Misalnya KFC melakukan upaya efisiensi khususnya di bidang SDM untuk menekan beban
usaha yang diyakini berdampak positif pada terhadap perolehan laba. Alasan dilakukannya
Upaya efisiensi karena setiap tahun mengalami perubahan.yang dilakukan menyusul
turunnya margin usaha atas penjualan produk makanan cepat saji Kentucky Fried Chicken
(KFC) yang telah dirasakan sejak awal tahun ini.

"Makanya sejak saat ini kami lakukan banyak efisiensi, terutama dari segi Sumber Daya
Manusia (SDM) karena tiap tahun upah minimumnya bertambah. Tapi kami pastikan tidak
ada Pemutusan Hubungan Kerja (PHK) terhadap pegawai-pegawai kami," ujar Direktur
Keuangan Fast Food Indonesia Justinus Juwono di Jakarta, kemarin.
Sebagai informasi, hingga kuartal III 2015 perusahaan telah membukukan laba usaha
sebelum pajak sebesar Rp 88,4 miliar. Angka ini menurun dibandingkan periode yang sama
tahun lalu sebesar Rp 150 miliar.
Justinus mengungkapkan, anjloknya margin usaha emiten berkode FAST itu tak lepas dari
meningkatnya besaran beban usaha, menyusul penurunan nilai tukar rupiah terhadap dollar
Amerika Serikat, serta tren peningkatan upah minimum karyawan yang berlangsung dari
waktu ke waktu.

Berangkat dari hal tersebut, manajemen berencana melakukan optimasi terkait penggunaan
tenaga kerja di tiap gerai.

Di mana optimasi tadi dilakukan dengan mengurangi jumlah pegawai yang terdapat di satu
gerai KFC dari 30 orang ke 24 orang, dan memindahkan karyawan tadi ke gerai-gerai baru.
"Kalau pegawai di satu outlet berkurang, maka produktivitas meningkat.
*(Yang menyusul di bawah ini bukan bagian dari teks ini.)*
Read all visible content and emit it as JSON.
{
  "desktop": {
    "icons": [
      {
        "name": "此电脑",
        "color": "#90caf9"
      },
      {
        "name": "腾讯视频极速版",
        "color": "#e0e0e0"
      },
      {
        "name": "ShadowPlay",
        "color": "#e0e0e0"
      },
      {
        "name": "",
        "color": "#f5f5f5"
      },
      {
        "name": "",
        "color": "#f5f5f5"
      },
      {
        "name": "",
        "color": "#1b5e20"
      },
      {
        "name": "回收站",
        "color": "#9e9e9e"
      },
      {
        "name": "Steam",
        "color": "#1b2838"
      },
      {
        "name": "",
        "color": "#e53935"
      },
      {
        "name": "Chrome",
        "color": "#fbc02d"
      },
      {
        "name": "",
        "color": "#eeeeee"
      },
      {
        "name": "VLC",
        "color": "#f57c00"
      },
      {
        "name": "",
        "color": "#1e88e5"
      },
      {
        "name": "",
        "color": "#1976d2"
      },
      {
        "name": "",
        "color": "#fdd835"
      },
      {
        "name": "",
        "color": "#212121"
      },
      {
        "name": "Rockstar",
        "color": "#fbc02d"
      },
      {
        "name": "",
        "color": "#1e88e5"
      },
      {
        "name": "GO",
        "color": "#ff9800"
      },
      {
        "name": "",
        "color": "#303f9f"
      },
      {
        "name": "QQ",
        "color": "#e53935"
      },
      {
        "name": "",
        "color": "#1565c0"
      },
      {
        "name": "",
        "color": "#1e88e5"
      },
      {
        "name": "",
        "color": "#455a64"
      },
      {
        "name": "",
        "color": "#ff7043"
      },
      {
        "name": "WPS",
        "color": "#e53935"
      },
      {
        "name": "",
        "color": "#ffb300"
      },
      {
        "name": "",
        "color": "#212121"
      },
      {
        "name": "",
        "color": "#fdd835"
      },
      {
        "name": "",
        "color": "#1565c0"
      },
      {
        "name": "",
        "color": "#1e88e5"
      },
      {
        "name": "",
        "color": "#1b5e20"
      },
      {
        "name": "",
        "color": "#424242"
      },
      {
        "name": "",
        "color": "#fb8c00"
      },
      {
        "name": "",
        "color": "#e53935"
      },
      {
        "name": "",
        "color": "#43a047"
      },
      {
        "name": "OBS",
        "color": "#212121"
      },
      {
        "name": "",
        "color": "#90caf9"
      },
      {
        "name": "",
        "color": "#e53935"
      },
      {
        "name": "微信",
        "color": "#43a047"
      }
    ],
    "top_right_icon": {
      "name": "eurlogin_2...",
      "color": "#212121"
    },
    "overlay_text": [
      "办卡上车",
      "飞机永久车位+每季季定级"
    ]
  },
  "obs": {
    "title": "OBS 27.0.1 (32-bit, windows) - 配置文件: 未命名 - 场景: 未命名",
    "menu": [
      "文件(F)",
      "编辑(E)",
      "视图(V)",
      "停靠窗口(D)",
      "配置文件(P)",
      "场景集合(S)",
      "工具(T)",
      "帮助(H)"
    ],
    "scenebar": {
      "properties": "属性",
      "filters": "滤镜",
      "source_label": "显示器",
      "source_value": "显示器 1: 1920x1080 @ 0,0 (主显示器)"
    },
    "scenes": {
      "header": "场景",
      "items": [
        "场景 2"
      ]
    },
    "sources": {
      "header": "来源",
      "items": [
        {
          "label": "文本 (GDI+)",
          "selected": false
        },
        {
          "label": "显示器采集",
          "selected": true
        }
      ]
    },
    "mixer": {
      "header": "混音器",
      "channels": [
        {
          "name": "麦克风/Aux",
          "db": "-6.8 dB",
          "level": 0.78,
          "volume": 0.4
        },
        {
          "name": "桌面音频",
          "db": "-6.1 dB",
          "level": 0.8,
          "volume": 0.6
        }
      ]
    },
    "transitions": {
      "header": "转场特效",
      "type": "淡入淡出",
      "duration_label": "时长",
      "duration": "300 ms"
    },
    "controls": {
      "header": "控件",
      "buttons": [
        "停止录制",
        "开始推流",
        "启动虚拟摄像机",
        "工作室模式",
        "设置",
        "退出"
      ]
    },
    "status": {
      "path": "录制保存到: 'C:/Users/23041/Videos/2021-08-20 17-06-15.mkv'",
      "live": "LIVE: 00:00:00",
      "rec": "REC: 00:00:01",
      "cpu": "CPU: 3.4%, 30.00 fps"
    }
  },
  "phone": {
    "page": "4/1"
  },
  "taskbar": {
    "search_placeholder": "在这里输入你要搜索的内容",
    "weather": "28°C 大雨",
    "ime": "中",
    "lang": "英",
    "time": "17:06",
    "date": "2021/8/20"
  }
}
Dan pegawai kita
jadi terbiasa multitasking," tambahnya.
2. Bagaimana profesional SDM dapat mengembangkan keterampilan yang diperlukan untuk
menganalisis dan menafsirkan metrik? Sumber daya apa yang dapat konsultan profesional
SDM untuk mulai membangun keahlian di bidang ini?